Çağdaş Eğitim Kooperatifi’nde de 15 yıl kadar görev yaptığının bilgisini paylaşan Baştürk, şöyle devam ediyor: “Kır Çiçekleri kooperatifin en anlamlı projelerindendir. Kırsaldan dünyaya açılan kız çocuklarına bir köprüdür… Sadece bir hafta ÇEK bünyesinde eğitim gören bir kız çocuğumuzun köyünü ziyarete gitmiştik. Annesinin şu sözlerinin unutamam; Bizim köyde, kadınların kızların kahvelerin önünden geçmeleri çok hoş karşılanmaz. Kızım ise ilk haftadan sonra eve geldiğinde benim elimden tuttu ve kahvenin önünden geçtik.”
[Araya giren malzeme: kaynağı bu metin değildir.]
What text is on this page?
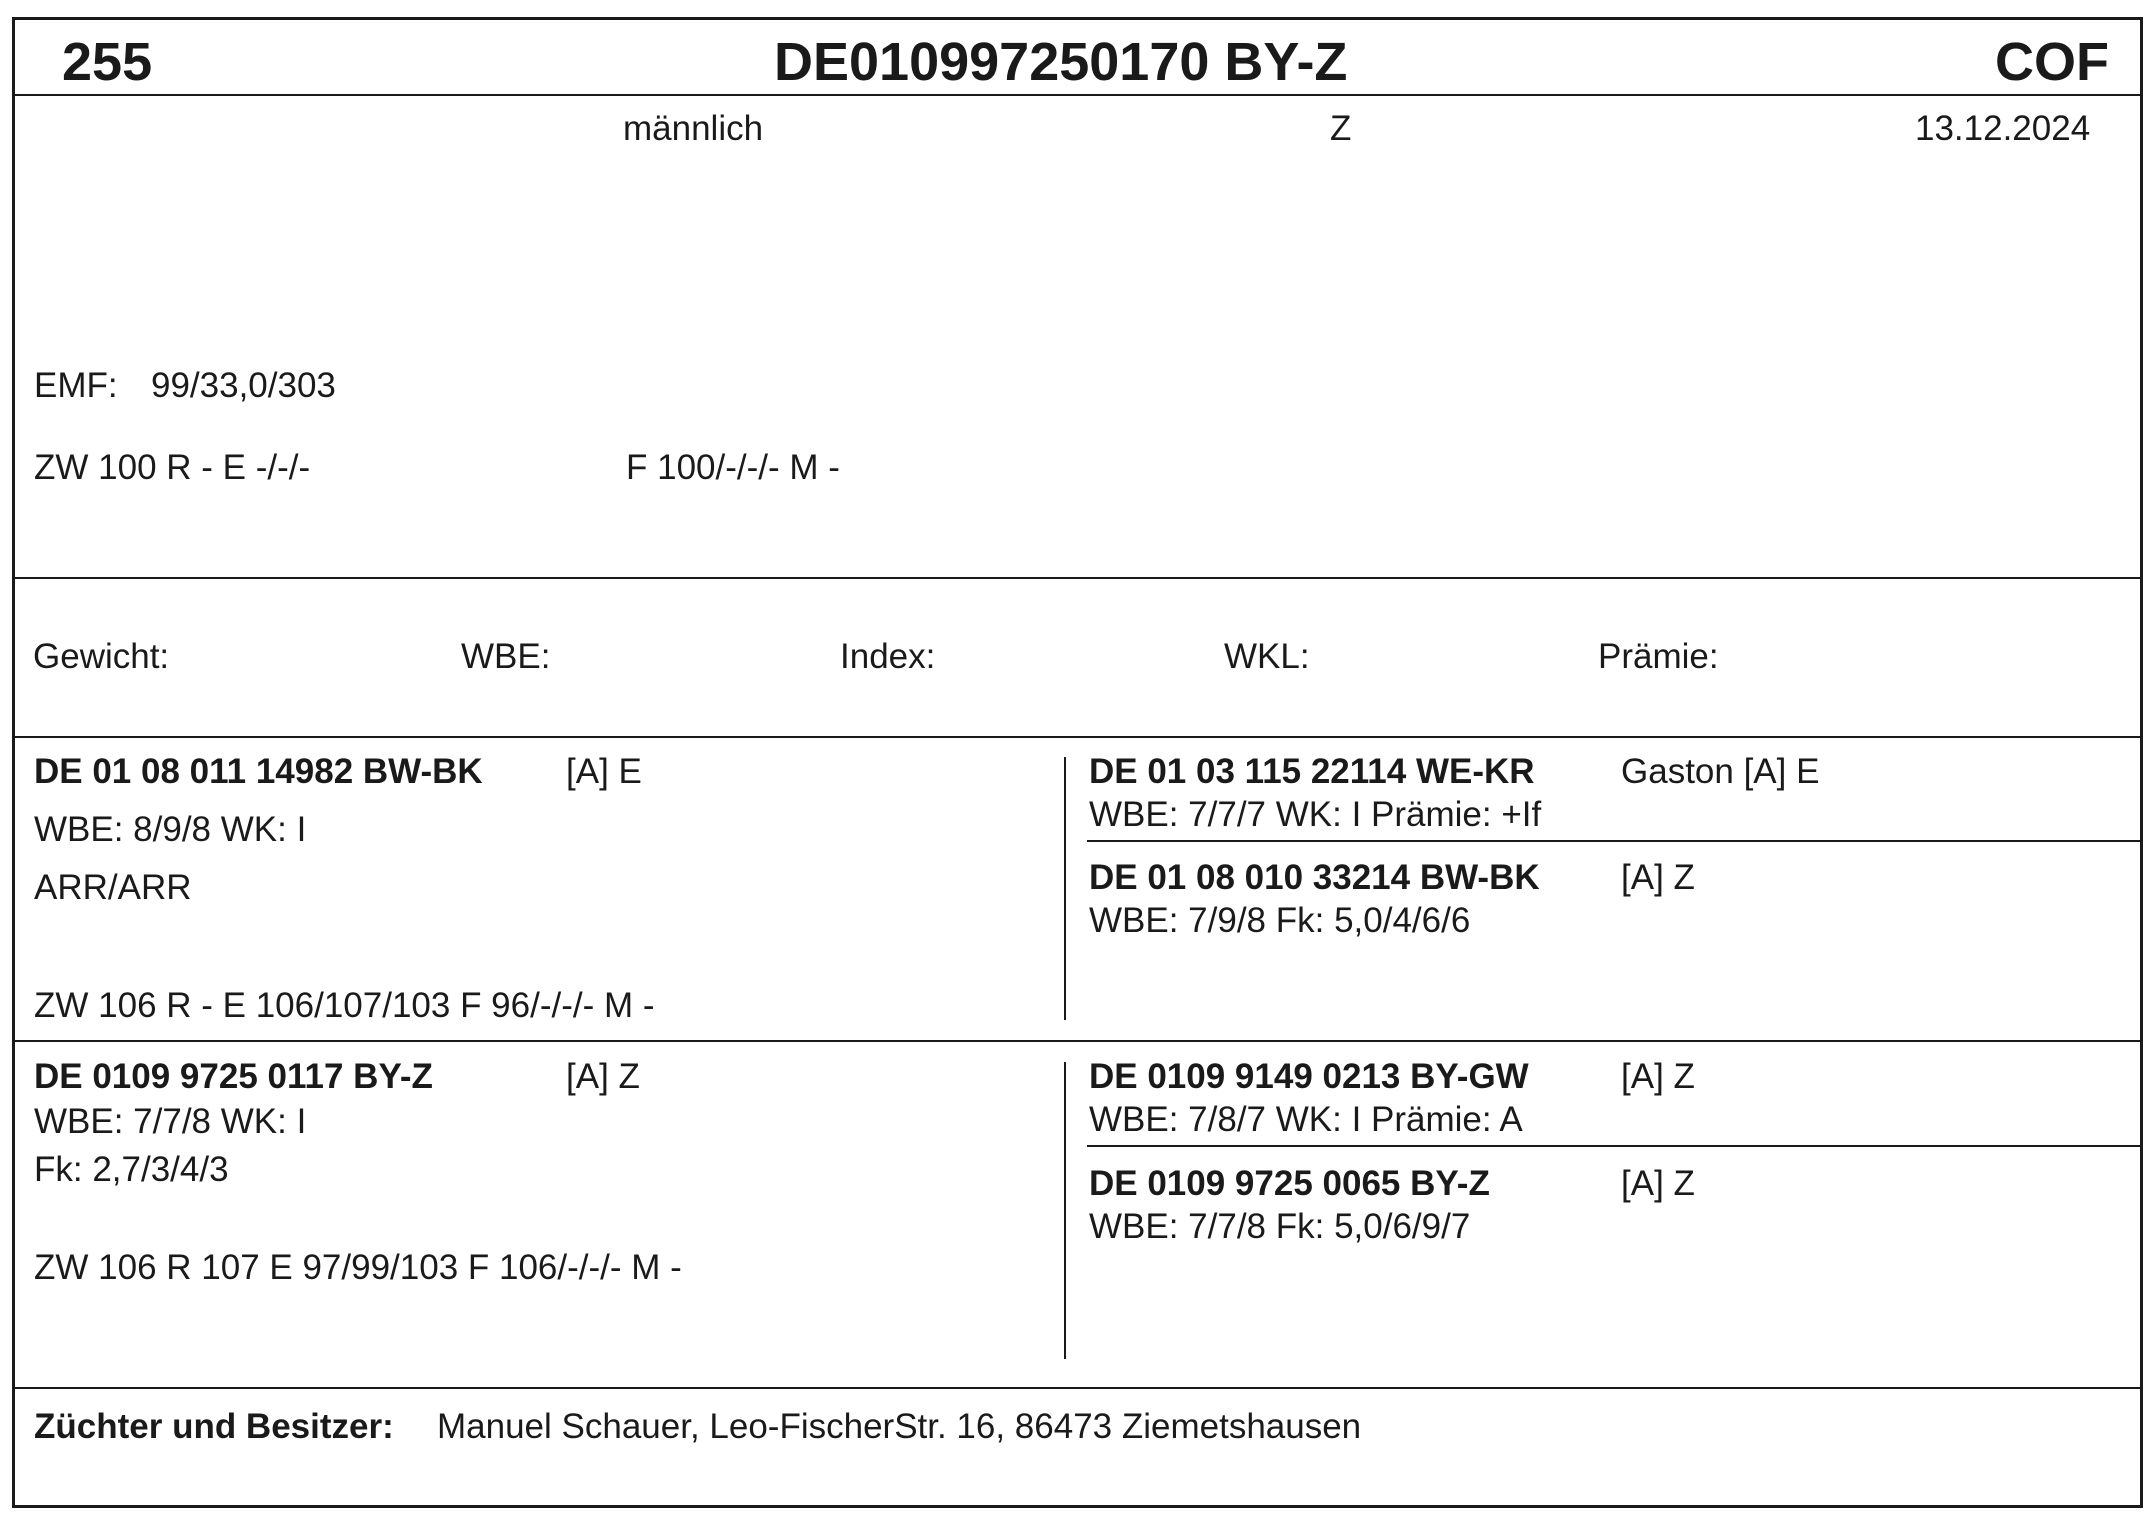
255	DE010997250170 BY-Z	COF
männlich	Z	13.12.2024
EMF: 99/33,0/303
ZW 100 R - E -/-/-	F 100/-/-/- M -
Gewicht:	WBE:	Index:	WKL:	Prämie:
DE 01 08 011 14982 BW-BK [A] E
WBE: 8/9/8 WK: I
ARR/ARR
ZW 106 R - E 106/107/103 F 96/-/-/- M -
DE 01 03 115 22114 WE-KR Gaston [A] E
WBE: 7/7/7 WK: I Prämie: +If
DE 01 08 010 33214 BW-BK [A] Z
WBE: 7/9/8 Fk: 5,0/4/6/6
DE 0109 9725 0117 BY-Z	[A] Z
WBE: 7/7/8 WK: I
Fk: 2,7/3/4/3
ZW 106 R 107 E 97/99/103 F 106/-/-/- M -
DE 0109 9149 0213 BY-GW	[A] Z
WBE: 7/8/7 WK: I Prämie: A
DE 0109 9725 0065 BY-Z	[A] Z
WBE: 7/7/8 Fk: 5,0/6/9/7
Züchter und Besitzer: Manuel Schauer, Leo-FischerStr. 16, 86473 Ziemetshausen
Müziğe ilgiliyim, mandolin çaldım. Bir dönem bağlama da çaldım. Şimdilerde on iki dernek üyesiyim ve bir kısmının kurucusuyum. Yazıyorum, gezmeyi seviyorum, edebiyat ve şehrimizdeki çeşitli kültür sanat etkinliklerine katılıyorum. Yani çalıştığım dönemlerdeki kadar aktif bir hayatım var diyebilirim.”
İLK ÖĞRETMENİM, BABAM AKİF BAŞTÜRK
“Babam, okula gitmeden kendini yetiştirmiştir. Köyde davar çobanlığı yaparken, mağaralara bıraktığı defter ve kalemle okula yazma öğrenmiştir. Askerden döndükten sonra altı ay Köy Enstitüsüne giderek, altı aylık eğitimden sonra eğitmen olmuştur. Çocukluğumda kırlarda oğlak ve kuzu otlatırken her akşamüstü, ikindiden sonra elinde bir kitapla yanıma gelirdi. Bana kitabı verir, okumamı isterdi. Ben kitabı bitirdikten sonra bana kitabı özetletir, kitapla ilgili sorular yöneltir, görüşlerimi alırdı. (…) Ud çalardı… Fidan aşılamada, tütün yetiştirmede, ipek böcekçiliği üretiminde, bağcılıkta en iyi ürünü hep o yetiştirmiştir…”
Değerli zamanından bana ayırdığı için, bu güzel sohbet için Baştürk’e minnettarım. Hepimize örnek olması dileğiyle…
Orhan Veli ne güzel söyler Yol Türküleri’nde
Şoför durdu. Enstitü Mektebi, dedi.
Süleyman Edip Bey, müdürün adı.
Bir yol da burada duralım;
Ellerinde nasır, yüzlerinde nur,
Yarına ümitle yürüyenlere
..Ve bu yazımı; Zeki Hocam şahsında babası, Köy Enstitüsü eğitmenlerinden, aydın insan Akif Baştürk’ü saygıyla anarak noktalıyorum.